Tout en recherchant des cibles génétiques idéales, les approches de traitement alternatifs font également partie de la concurrence. La thérapie antisens est par exemple prometteuse contre les gènes RHO dans la rétinite pigmentaire ou CEP290 dans les maladies de la rétine ACL. Cette approche agit à un niveau différent de la thérapie génique à l’intérieur de la cellule. Les oligonucléotides dits antisens influencent l’expression de l’ARN messager, le produit de la transcription d’ADN. L’objectif est toutefois similaire : réduire au silence ou moduler l’expression des protéines, le produit final d’un gène. Enfin, les approches pharmacologiques traitant la maladie à l’aide de petites molécules, les thérapies cellulaires et les implants apportent également des traitements prometteurs dans la lutte contre la cécité.

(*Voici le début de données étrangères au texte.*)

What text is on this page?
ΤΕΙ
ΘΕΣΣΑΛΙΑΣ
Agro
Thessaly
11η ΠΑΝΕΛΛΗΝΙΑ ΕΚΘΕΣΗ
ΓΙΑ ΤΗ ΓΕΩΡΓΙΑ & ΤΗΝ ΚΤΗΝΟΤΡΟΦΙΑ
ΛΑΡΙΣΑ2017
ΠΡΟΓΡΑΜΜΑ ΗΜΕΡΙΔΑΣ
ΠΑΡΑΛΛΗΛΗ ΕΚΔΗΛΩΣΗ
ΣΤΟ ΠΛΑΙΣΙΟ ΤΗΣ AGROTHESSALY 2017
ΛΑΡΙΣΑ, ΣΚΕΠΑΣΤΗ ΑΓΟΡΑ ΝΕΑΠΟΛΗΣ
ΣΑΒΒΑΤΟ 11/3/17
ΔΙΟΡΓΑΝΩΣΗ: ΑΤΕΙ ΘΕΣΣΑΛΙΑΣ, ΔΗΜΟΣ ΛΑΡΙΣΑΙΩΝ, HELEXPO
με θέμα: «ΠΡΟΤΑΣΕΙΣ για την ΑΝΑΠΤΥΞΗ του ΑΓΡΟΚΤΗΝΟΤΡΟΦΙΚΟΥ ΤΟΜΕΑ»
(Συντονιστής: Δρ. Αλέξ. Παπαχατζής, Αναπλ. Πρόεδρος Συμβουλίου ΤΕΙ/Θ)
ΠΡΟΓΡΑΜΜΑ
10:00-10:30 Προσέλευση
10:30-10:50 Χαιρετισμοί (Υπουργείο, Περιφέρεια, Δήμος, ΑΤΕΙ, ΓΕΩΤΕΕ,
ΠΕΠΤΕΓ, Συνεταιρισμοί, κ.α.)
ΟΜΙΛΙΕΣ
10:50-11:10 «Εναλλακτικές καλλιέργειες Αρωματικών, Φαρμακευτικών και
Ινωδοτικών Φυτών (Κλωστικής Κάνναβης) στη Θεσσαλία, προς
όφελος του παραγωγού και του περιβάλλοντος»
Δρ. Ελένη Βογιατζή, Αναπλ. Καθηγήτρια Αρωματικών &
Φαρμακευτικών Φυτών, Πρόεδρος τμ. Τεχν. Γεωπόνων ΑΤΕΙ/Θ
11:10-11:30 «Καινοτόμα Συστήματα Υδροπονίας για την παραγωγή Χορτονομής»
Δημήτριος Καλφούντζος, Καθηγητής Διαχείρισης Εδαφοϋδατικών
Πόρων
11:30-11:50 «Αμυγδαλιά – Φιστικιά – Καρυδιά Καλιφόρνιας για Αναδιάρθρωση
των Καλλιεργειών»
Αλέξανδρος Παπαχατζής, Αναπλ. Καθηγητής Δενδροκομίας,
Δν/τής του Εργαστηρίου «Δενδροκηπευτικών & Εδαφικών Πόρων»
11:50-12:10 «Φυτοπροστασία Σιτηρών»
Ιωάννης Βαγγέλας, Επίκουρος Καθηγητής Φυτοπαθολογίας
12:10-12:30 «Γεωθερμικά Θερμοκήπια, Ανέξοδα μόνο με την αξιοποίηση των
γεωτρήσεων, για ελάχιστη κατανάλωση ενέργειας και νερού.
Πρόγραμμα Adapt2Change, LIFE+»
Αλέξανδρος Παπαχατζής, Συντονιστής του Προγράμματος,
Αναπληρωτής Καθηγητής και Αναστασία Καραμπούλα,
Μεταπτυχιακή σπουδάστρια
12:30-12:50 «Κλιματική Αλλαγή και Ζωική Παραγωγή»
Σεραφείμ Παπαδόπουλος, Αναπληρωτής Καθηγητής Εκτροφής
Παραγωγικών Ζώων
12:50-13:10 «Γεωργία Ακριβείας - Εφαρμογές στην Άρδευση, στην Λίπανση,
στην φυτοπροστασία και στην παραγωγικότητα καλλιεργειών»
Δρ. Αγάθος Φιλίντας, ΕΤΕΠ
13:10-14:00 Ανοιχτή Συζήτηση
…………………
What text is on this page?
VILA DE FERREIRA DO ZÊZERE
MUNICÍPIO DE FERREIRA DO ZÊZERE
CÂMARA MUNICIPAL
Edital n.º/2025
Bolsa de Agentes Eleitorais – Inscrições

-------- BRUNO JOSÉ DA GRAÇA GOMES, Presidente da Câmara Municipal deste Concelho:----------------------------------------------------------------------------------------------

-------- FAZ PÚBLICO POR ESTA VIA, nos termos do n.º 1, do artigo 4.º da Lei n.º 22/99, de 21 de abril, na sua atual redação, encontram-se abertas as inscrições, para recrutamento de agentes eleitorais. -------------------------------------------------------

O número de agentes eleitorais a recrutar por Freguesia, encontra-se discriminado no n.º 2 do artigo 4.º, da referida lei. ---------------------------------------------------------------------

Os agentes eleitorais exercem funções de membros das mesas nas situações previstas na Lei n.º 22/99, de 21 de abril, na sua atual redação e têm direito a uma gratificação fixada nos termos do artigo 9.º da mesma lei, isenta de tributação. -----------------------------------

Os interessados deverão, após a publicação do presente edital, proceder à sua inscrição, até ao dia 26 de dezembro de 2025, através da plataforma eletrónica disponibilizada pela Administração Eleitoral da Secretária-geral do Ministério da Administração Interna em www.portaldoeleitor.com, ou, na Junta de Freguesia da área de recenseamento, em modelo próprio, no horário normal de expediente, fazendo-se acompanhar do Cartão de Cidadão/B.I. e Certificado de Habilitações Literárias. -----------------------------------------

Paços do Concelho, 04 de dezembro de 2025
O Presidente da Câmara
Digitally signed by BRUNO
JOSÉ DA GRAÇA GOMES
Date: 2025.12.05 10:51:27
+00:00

Dans la lutte contre la cécité, la thérapie génique est une biotechnologie en plein essor. L’œil présente un environnement propice grâce à ses propriétés physiques. Les troubles oculaires héréditaires sont causés par de nombreux gènes. Le premier défi consiste à trouver le bon gène avec une stratégie thérapeutique adaptée. Une fois dans les essais cliniques, les défis sont d’éviter l’inflammation de l’œil après l’administration de la thérapie, de gérer les très jeunes patients et la lente progression de la maladie. Bien qu’il existe des obstacles au cours du développement, la thérapie génique est un domaine concurrentiel en médecine oculaire. Outre la thérapie génique, les entreprises du secteur de la santé explorent également les thérapies pharmacologiques, cellulaires et les implants. Les bénéfices seront certainement élevés pour les entreprises qui réussiront. Et l’impact sur la qualité de vie des personnes aveugles sera, espérons-le, considérable.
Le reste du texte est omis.